I have a few times. But now I'm getting a bit of a different perspective on part of it. The parameters are:
-d <username>: Destination username. If given, the user information is looked up from dovecot-auth. Typically used with virtual users, but not necessarily with system users. -a <address>: Destination address (e.g. user+ext@domain). Default is the same as username. (v1.1+ only)
Well, that was actually confusing. I was passing the address via -a instead of -d because -d was described as username. That, and I know that the first cases of "virtual users" (in sendmail and earlier postfix) was actually just a twisted variant of system users, where the left hand side of @ was used alone, and it didn't support distinct domains (e.g. bob@example.com and bob@example.net were both just bob ... even if not the same as bob in /etc/passwd). And that's why I didn't use -d because in my case, I do have different domains, where fred@example.com and fred@example.net are different people. So they are separate mailboxes and separate IMAP and submit logins. Oh, and their passwords may be different, too :-)

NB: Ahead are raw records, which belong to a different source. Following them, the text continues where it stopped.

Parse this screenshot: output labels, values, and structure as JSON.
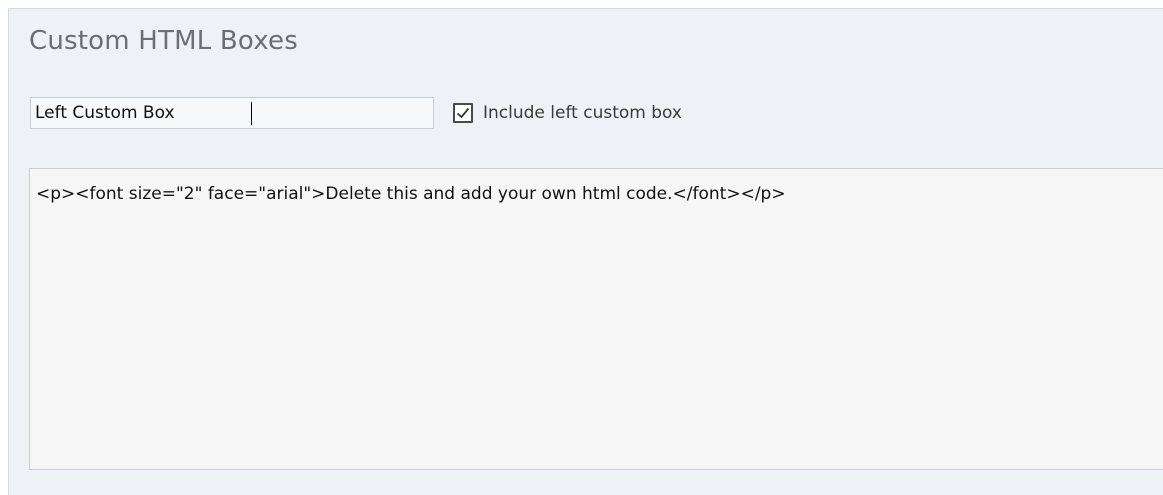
{
  "section": {
    "title": "Custom HTML Boxes"
  },
  "box_name": {
    "value": "Left Custom Box"
  },
  "include_option": {
    "label": "Include left custom box",
    "checked": true,
    "check_icon": "checkmark-icon"
  },
  "html_code": {
    "value": "<p><font size=\"2\" face=\"arial\">Delete this and add your own html code.</font></p>"
  },
  "colors": {
    "panel_background": "#eef2f7",
    "title_text": "#6b6f74",
    "field_border": "#c9ced5"
  }
}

It's easy to continue to tie in virtual users to system users when uniqueness is only on the LHS. So if jerry@example.com and jerry@example.net are the same user, and likewise for all users, then storing the password in /etc/passwd or /etc/shadow suffices (for those not wanting to use LDAP, SQL, etc). But when the users need to be different across different domains, even though the LHS is the same, now we have issues with connecting them to system users. And I have seen people map username@domainname to someothername to lookup in /etc/passwd (that would be a nightmare) or just put username@domainname in /etc/passwd (not sure how well that would work).
But there is more than one semantic for "virtual users". I believe I have seen at least four. In my case it will be unrelated to system users in /etc/passwd or the setuid() or seteuid() calls. Security will depend on the mail application codes, not the underlying OS, to keep one user out of another's mailbox (or sieve scripts,etc).
So what is virtual_minimum_uid doing for you if virtual_uid_maps is static? Or why are any of these even relevant if everything is being piped to a process started via master.cf?
Not really sure. I was told it has something to do with Postfix itself.
The description of virtual_minumum_uid seemed to suggest that it was a bound applied to what you get from virtual_uid_maps in case something was bad in the map.
And (problem I posted in a separate thread) does %d get assigned correctly with the domain name for mail_location = if this method of running dovecot/deliver is used?
You can either try it or perhaps ask on the Postfix forum.
Maybe it's related to -d vs -a in dovecot/deliver. Postfix was sending the full user@domain to dovecot/deliver, and the %d should have been filled in from that by dovecot/deliver. But I was using -a and that may be wrong. I'll try with -d instead. Now I get a new error I didn't get before:
Error: Can't connect to auth server at /var/run/dovecot//auth-master: Permission denied
It's not really clear how it is that worked before.